Anderson nem estava muito animado quanto á essa ideia, porém, de tanto eu pedir ele aceitara.
- Vamos rápido então, hoje quero que a gente vá á praia. O dia está lindo. - Andy falava enquanto me abraçava e selava meus lábios.
- Devo dizer que estou impressionada, Andy? Quanto tempo não tiramos um tempo pra nós. Você sempre estava desanimado. - eu dizia surpresa enquanto caminhávamos até o carro.
- Você insistiu para comprar aquele biquini azul lindo. Quero que estreie logo. - Andy falava enquanto fitava meu corpo todo com seus olhos.
- Então teremos que voltar em casa para buscar ás coisas de praia. Pois você me surpreendeu! - respondi rindo envergonhada.
Andy então soltou de minha mão para entrarmos no quarto, e me mostrara no banco de trás várias coisas.

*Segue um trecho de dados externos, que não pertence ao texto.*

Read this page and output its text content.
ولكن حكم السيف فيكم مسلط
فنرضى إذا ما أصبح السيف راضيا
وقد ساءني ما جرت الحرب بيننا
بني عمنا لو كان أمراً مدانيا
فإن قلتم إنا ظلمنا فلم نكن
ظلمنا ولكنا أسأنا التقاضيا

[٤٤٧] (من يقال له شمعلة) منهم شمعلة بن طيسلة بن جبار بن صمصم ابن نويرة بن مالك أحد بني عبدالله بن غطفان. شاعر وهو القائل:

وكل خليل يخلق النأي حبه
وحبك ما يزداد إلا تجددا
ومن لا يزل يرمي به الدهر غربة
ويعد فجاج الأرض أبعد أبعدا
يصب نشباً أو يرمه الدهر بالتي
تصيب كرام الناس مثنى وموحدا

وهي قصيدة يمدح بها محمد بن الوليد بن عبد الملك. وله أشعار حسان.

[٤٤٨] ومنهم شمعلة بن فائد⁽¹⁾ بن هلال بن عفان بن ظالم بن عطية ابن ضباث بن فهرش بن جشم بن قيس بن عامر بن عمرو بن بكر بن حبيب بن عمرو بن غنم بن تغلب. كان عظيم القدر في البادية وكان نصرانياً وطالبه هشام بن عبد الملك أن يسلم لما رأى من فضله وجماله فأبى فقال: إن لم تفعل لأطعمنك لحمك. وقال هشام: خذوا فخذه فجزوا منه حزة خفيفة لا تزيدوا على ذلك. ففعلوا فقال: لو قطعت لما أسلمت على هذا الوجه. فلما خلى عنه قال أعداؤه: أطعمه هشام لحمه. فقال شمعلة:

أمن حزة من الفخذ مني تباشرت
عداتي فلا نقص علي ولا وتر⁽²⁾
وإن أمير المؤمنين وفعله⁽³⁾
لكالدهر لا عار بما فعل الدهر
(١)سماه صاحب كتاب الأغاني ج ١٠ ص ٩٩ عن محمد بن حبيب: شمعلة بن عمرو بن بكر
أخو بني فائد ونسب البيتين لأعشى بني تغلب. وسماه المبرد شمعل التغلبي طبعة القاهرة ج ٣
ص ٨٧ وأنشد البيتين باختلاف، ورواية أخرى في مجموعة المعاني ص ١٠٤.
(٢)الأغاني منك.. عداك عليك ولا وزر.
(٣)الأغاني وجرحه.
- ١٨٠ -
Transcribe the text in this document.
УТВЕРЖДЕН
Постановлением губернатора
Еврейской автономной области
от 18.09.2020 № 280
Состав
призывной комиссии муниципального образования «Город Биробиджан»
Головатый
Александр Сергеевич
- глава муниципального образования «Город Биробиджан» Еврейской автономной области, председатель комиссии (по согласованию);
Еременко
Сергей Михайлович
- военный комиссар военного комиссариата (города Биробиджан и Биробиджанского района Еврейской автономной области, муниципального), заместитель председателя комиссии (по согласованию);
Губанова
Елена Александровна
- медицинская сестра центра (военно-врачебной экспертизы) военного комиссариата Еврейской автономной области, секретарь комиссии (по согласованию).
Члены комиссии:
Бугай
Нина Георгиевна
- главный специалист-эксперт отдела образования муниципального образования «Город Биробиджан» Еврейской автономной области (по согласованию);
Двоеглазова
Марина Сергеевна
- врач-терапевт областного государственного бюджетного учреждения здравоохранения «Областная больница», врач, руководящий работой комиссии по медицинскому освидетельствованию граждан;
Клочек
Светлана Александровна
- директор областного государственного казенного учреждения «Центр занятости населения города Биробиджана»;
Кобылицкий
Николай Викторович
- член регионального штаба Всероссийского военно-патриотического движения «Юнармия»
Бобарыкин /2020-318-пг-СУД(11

- Eu já trouxe tudo. Eu queria realmente conseguir te surpreender com algo legal, Gio. - Anderson dizia segurando meu rosto com uma mão.
- E conseguiu. - falei dócilmente e beijei sua mão.
Andy entrou centrou-se em dirigir, e senti meu celular vibrando em meu bolso. Ele questionara quem era e mostrei a tela com o nome: Elidio.
- Alô? Lico? - eu atendia.
- Ah, oi, Gio. Vocês estão ocupados agora? - ele perguntava.
- Eu e Anderson acabamos de sair de uma churrascaria. Estamos indo adotar um cachorro. - eu dizia sem conseguir disfarçar o entusiasmo.
- Bom, é que Daniel tem vergonha de perguntar as coisas. Vocês nos trouxeram pra cá, e queriamos saber se podem nos buscar. Estamos sem carro... - Elidio pedia.
- Ah, vamos sim, Lico. Vocês tem pressa? Para decidirmos se vamos pra ai agora ou não.
- Eu não estou com pressa, mas o Daniel que está. Está desesperado para me levar no médico. - Elidio respondia.
- Ah sim, sem problemas. Espere a gente ai! - finalizei desligando.
- Esse Elidio é folgado demais, viu. Giovana, você não consegue dizer não á ninguém né? - Anderson esbravejava.
- Primeiro de tudo: eles não tem como voltar. Você acha certo incomondarmos o irmão dele para trazê-lo aqui? São 2h e meia de viagem e está tarde. - respondi firme.
- Ah, então Giovana... Já que quer ajudar tanto eles, deixemos o cachorro pra depois. Quero que vamos á praia ainda. - Anderson exigia.
- Andy... Seja mais compreensivo. Já são 18:00.
- Mandasse o Gustavo trazê-los. Vamos á praia á noite por causa deles. - Andy continuava a esbravejar.
- Com esse Anderson eu não vou á lugar nenhum. Pare de fazer tempestade em copo d'água. - reclamei.
Anderson acalmou-se, ligou a rádio e fomos buscar Elidio e Daniel. Cantamos durante o caminho todo, e percebi que Andy havia melhorado seu humor.
- Desculpa gritar com você. - Andy dizia quando acabara uma música.
- Eu também tinha outro plano pra nós. Mas são seus melhores amigos. - disse ainda calma.
Chegamos á casa de Dona Creuza, e Anderson segurou meu braço quando tentei sair do carro.
- Mande mensagem para eles descerem. Não vou entrar, pois é capaz da mãe de Elidio puxar assunto e nos atrasar. - Anderson pediu.
Dei de ombros e fiz o que Andy pedira. 10, 15 minutos e nada de Elidio nem Daniel. Anderson disparou a buzina, e então os dois sairam.
- Obrigado por tudo. Voltaremos sim! - Daniel se despedia de todos. Pela demora, até minha paciência estava se esgotando. Elidio então, entrou no carro, e Daniel veio em seguida.
- Vocês demoraram hein? - comentei.
- Estava agradecendo á minha sogra. E juntando nossas roupas, né, Lico? - Daniel comentava rindo envergonhado para Elidio.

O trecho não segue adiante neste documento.